In 1976, he joined the Daily Mirror. At the time Robert Maxwell purchased Mirror Group Newspapers on 12 July 1984, Haines told a meeting of his colleagues that their new proprietor "is a crook and a liar – and I can prove it".
Appointed the Mirror Group's political editor shortly after Maxwell's purchase of the Group, he also became a non-executive director of the board, and from 1984 to 1990 he was the Mirror's assistant editor. In 1988, the authorised biography by Haines of Robert Maxwell was published. The Mirror's then owner had commissioned the work to pre-empt a biography by investigative journalist Tom Bower, which Maxwell unsuccessfully attempted to have withdrawn. Haines' biography was generally considered to be encomium and was treated with a mixture of ridicule and extreme criticism by the media at the time of its release – The Times referred to it as "notorious". According to Tom Bower, Haines' biography was so flattering Maxwell would give out copies instead of business cards. A report in 2001 by the Trade and Industry Department inspectors into the collapse of Maxwell's business empire found that Haines "had accepted the position and ought to have discharged the responsibilities that went with the position. He therefore bears a limited measure of responsibility" for the debacle.
In 1991, only a few days after the death from HIV/AIDS of Queen's lead singer Freddie Mercury, The Daily Mirror ran a column authored by Haines. In this column, Haines described the late bisexual singer as "sheer poison - a man bent - the apt word in the circumstances - on abnormal sexual pleasures", accused him of "touring the streets seeking rent boys to bugger and share drugs with" and called Mercury's "private life" a "revolting tale of depravity, lust and downright wickedness". In addition, after mentioning that AIDS' "main victims in the Western world are homosexuals", Haines went on to say that for Mercury's "kind", AIDS is "a form of suicide". The article – characterised by others as filled with "rabid homophobia" – prompted an open letter in condemnation from folk singer Lal Waterson, later recorded as a song by her sister Norma.
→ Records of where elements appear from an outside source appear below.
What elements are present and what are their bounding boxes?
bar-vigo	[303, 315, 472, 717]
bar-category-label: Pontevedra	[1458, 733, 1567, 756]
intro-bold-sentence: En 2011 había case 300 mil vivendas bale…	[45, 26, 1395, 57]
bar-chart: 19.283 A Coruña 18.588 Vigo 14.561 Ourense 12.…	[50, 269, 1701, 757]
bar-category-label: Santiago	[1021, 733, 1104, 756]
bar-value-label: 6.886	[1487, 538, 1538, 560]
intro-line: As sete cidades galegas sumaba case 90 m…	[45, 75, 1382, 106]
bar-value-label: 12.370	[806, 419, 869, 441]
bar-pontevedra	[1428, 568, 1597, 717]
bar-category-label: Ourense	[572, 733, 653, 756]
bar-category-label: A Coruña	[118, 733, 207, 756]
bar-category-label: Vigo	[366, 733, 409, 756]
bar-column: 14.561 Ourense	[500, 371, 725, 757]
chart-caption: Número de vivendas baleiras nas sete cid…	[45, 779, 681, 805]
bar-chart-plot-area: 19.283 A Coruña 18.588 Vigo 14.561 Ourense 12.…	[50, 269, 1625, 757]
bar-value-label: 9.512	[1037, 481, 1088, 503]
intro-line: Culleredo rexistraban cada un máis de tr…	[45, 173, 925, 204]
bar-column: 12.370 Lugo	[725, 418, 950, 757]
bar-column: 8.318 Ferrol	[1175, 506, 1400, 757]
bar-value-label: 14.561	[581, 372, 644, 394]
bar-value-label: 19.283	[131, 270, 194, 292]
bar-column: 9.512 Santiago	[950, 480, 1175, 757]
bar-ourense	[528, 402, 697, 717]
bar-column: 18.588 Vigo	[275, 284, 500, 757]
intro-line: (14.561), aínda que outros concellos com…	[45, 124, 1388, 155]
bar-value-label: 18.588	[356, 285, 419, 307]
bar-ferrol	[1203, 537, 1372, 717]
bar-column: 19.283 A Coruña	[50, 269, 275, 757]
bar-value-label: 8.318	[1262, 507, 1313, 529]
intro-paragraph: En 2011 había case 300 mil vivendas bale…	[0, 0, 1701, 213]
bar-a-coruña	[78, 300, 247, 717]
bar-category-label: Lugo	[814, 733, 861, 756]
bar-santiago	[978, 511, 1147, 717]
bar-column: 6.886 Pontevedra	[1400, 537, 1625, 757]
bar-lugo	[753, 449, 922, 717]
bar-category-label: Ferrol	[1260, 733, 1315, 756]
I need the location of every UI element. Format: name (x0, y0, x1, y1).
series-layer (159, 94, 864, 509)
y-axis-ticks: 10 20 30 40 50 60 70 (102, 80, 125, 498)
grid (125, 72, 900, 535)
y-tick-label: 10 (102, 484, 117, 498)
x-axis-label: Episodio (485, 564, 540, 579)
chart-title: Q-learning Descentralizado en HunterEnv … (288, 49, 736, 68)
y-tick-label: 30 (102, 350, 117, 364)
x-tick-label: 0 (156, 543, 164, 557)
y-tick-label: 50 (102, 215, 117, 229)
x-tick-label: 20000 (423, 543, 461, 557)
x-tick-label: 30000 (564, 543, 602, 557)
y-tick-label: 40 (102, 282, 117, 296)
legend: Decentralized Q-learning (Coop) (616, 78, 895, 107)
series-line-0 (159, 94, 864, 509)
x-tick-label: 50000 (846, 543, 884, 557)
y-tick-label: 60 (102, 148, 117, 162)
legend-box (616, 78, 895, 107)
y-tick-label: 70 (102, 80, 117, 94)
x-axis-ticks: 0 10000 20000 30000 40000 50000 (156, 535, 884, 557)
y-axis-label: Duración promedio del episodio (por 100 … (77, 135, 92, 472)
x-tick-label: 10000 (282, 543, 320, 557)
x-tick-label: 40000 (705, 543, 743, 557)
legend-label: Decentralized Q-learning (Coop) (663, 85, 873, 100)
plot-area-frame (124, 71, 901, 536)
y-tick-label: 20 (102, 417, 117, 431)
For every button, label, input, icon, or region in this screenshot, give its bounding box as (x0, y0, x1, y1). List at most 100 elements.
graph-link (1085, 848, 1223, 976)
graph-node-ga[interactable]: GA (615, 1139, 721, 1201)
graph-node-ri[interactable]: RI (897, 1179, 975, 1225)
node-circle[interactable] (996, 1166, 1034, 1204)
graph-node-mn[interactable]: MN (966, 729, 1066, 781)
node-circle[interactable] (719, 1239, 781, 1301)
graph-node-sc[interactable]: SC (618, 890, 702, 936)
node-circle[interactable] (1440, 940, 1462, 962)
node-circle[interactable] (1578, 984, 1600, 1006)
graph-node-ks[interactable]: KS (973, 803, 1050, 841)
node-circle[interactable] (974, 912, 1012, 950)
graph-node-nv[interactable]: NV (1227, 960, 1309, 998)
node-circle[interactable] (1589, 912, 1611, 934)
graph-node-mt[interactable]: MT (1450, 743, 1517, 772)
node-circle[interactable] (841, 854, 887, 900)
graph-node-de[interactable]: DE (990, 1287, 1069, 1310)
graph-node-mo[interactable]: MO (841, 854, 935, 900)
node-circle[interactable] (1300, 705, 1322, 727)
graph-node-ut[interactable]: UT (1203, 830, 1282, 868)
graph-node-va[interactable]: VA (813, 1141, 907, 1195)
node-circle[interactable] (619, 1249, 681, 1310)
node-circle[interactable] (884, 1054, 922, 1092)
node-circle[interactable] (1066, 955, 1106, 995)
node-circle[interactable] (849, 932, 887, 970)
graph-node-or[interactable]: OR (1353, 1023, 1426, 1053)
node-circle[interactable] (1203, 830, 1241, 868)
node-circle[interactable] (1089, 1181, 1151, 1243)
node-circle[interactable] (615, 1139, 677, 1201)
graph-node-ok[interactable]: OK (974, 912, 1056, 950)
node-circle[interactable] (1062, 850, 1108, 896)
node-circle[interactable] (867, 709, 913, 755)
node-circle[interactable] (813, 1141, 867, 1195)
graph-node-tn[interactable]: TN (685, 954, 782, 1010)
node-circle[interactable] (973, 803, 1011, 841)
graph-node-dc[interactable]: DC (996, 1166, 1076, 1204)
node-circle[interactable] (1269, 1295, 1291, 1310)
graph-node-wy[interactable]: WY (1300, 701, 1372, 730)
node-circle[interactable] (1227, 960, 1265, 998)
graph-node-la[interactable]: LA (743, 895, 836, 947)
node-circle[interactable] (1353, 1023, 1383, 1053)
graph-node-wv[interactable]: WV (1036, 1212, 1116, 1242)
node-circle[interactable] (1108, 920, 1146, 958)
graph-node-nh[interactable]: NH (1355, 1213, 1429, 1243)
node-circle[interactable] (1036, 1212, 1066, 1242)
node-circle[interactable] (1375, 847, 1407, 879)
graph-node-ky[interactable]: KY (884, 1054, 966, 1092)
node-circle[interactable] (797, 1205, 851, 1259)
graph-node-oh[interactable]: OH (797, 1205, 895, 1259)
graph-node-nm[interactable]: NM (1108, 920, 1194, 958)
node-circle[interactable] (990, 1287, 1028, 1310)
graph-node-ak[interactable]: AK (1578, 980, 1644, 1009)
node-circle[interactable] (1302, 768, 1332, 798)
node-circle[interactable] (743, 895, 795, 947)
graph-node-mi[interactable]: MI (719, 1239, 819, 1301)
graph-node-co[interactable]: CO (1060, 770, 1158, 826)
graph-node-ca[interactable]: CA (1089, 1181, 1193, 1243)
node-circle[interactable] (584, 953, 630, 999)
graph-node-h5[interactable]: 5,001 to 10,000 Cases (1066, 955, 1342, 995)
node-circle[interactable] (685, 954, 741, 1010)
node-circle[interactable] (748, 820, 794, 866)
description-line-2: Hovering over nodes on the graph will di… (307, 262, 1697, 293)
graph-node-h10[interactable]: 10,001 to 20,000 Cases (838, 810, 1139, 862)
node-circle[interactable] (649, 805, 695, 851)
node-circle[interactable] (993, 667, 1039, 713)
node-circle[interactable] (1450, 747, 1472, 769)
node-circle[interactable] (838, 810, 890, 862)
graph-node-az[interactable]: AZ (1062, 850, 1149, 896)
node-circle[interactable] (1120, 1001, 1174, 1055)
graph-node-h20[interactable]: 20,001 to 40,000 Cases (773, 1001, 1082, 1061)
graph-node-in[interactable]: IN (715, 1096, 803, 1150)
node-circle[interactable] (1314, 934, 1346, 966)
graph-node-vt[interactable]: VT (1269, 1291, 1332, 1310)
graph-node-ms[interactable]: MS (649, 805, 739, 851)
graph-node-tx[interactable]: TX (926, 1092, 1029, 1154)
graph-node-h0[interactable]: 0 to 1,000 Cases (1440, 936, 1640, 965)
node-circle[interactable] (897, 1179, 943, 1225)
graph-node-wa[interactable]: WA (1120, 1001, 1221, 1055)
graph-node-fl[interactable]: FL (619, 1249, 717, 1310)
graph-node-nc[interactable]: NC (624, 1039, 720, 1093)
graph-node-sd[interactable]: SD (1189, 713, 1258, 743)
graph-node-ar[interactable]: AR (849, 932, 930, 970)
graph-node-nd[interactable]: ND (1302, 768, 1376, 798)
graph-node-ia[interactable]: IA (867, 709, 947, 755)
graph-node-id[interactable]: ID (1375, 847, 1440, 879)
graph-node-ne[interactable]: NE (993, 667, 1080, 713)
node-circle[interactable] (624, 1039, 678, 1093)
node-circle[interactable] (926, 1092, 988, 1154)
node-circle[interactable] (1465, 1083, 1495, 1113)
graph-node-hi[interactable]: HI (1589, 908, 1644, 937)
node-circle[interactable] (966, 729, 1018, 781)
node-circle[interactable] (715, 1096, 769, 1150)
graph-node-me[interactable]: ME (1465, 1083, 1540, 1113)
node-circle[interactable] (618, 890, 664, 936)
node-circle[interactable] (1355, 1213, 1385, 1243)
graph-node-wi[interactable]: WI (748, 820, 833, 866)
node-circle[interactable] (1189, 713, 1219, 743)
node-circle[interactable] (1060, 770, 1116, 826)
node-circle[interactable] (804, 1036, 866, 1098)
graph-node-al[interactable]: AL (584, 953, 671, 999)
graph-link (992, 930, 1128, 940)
It is worth noting that Joe Haines’ perverse homophobic bigotry would now be publishable in the United Kingdom. In October 2007, the U.K. Government announced that it would seek to introduce an amendment to the Criminal Justice and Immigration Act to create a new offence of incitement to hatred on the grounds of sexual orientation. Since 2008, expressions of hatred toward someone on account of that person's colour, race, disability, nationality, ethnic or national origin, religion, gender identity, or sexual orientation is forbidden. Any communication which is threatening or abusive, and is intended to harass, alarm, or distress someone is forbidden. The penalties for hate speech include fines, imprisonment, or both.